As I have mentioned before, I love the entire process of making a quilt. Every step is absorbing and rewarding. I like washing and ironing fabric before I bring it into my studio, I like the cutting, the sewing, the quilting and the binding. Here on my latest quilt, however, I goofed. This fabric is supposed to be snow white--it was snow white when I appliqued these 83 skeletons onto it. But the morning I had a date to take it to the quilting machine and quilt it, I realized I had not made a backing for it. That's when I went wrong.
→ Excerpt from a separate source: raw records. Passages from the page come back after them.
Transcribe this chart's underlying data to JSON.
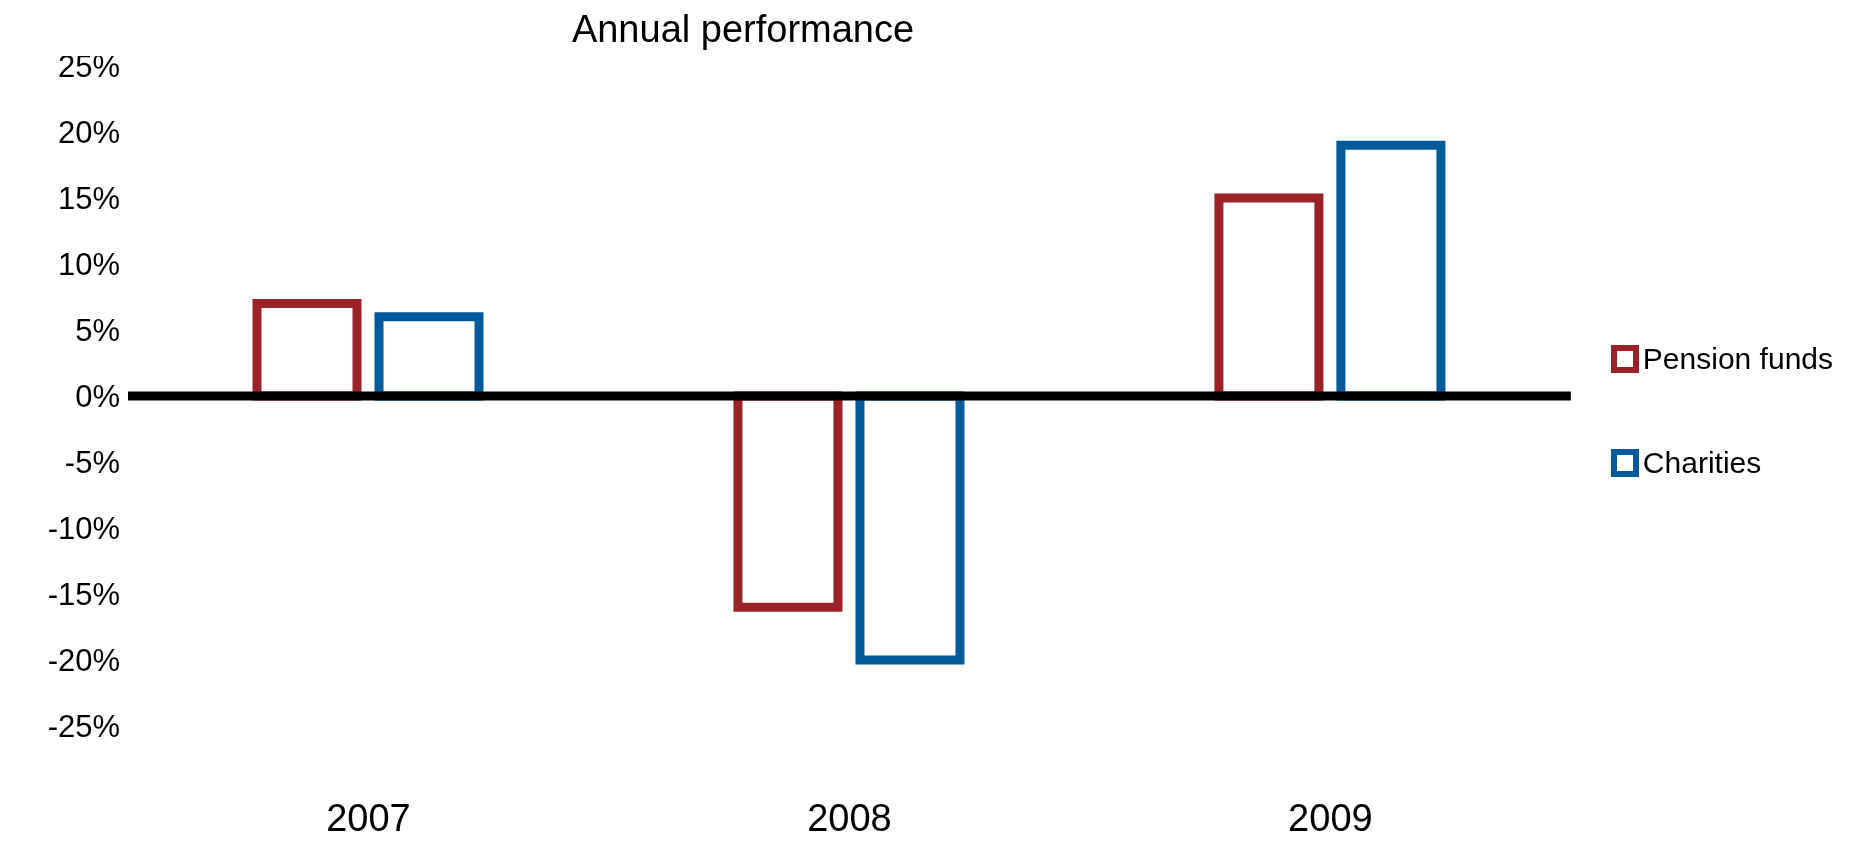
{
  "chart_data": {
    "type": "bar",
    "title": "Annual performance",
    "categories": [
      "2007",
      "2008",
      "2009"
    ],
    "series": [
      {
        "name": "Pension funds",
        "color": "#9b2226",
        "values": [
          7,
          -16,
          15
        ]
      },
      {
        "name": "Charities",
        "color": "#005a9c",
        "values": [
          6,
          -20,
          19
        ]
      }
    ],
    "ylim": [
      -25,
      25
    ],
    "yticks": [
      {
        "value": -25,
        "label": "-25%"
      },
      {
        "value": -20,
        "label": "-20%"
      },
      {
        "value": -15,
        "label": "-15%"
      },
      {
        "value": -10,
        "label": "-10%"
      },
      {
        "value": -5,
        "label": "-5%"
      },
      {
        "value": 0,
        "label": "0%"
      },
      {
        "value": 5,
        "label": "5%"
      },
      {
        "value": 10,
        "label": "10%"
      },
      {
        "value": 15,
        "label": "15%"
      },
      {
        "value": 20,
        "label": "20%"
      },
      {
        "value": 25,
        "label": "25%"
      }
    ],
    "ref_lines": [
      {
        "axis": "y",
        "value": 0,
        "color": "#000000"
      }
    ],
    "legend": "right"
  }
}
Standing in the corner of my studio was a pole with a 12' x 12' piece of black brushed denim I had bought one time to use for a background on some photos. As I said, I always wash all the fabrics before they come into my studio. But this one had not needed washing, since I was going to use it only for photography. Anyway, I forgot that little piece of information in my hurry to get to my quilting date. I quickly cut the black down to backing size and ran out the door with it.

To make matters even more interesting, when I posted a picture of the finished quilt on my facebook page, an internet friend offered to buy it, instantly. Wonderful! He would take possession of it in September. I could therefore take it on my lecture trip to the east coast and show it off before I sent it away forever.

Back home, however, I noticed that the humidity in the east had made something peculiar happen around the edges of the quilt: the black color seemed to be running. That was when I realized how badly I had messed up. Wondering just how bad it was going to get, I made a little sample using the same fabrics and sprayed some water on it. The black bled through immediately.

I tried many methods to try and get the backing to stop giving off dye, but in the end I had to admit that the quilt was ruined, and would never be the quilt I had envisioned, the quilt I had in fact made.

There might be some way to salvage it yet, to make it into something I can live with. But for now my plan is simply to start over, remembering all the while how much I enjoy the process and how thankful I am to have the opportunity to make an even better version of my idea. I just have to remember not to grit my teeth.